George Stiers then worked as a cowboy for Panhandle rancher Charles Goodnight. Then Stiers joined Buffalo Bill’s Wild West show (photo). For six years he performed a riding and shooting act. He recalled:
“I joined Bill’s show in 1891 and stayed with him eight years. . . . O. B. Gray was one of the featured shots working with Annie Oakley. I was also featured shot and rider. ‘Indian Chief Wolf’ was what I was billed under. My best shot was to throw two glass balls in the air, shoot one while up and wait for the other to drop to about three feet off the ground, then drop my gun and get it. Also, I would flip a quarter-dollar—phony, of course—in the air and make it disappear. A glass ball, which is rosin, will break and fall, but a coin goes out of sight with the bullet.
“After I quit Bill’s show I went to Los Angeles and joined William S. Hart in the production of his two-reel Western pictures. I did riding and cowboy stuff, also shooting. I stayed with Hart until he quit production, then I went on the vaudeville circuit, . . . then the vaudeville played out, and that ended my active career.”

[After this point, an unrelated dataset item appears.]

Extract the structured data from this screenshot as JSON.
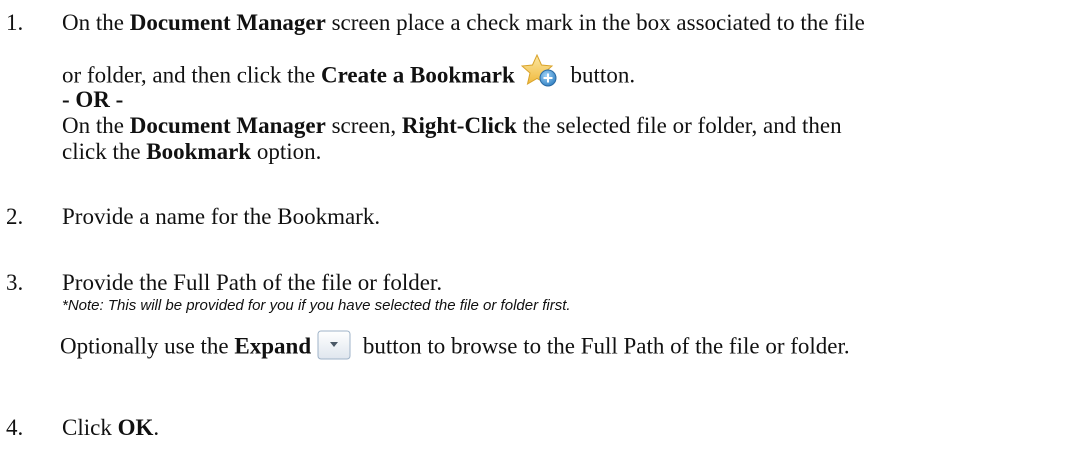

Hart was active as an actor, director, and producer into the mid-1920s. At some point after that, somehow Stiers, after his remarkable career, ended up at the Tarrant County home for the elderly. He told the Federal Writers’ Project interviewer: “All I do now is sit here visiting with the other old men and look at them pictures, which gets me to dreaming of the past. I think of the old boys in their play and stories they would tell sitting around the campfire.”
By his own account of his life (and I have not found anything to support or cast doubt on his account), George S. Stiers, the man who was born “Red Wolf,” had a lot of past to dream of.
Wow, such a great story with a sad ending. Makes you want to know how he wound up in Ft. Worth.
Thanks, Scott. It’s quite a story, perhaps the rip-roaringest of all those in the Verbatim category. Folks born in the mid-1800s who lived a long life were able to tell us about the real “wild West.”
Bruce: Isn’t that a treasure? I have found a few such gems in the Federal Writers’ Project that I will post here. In the 1930s there were folks still alive who had lived the real West. Alas, in most cases we have only their word, given to the interviewer.
Wow! What a life! Puts me in mind of the movie version of “Lonesome Dove.”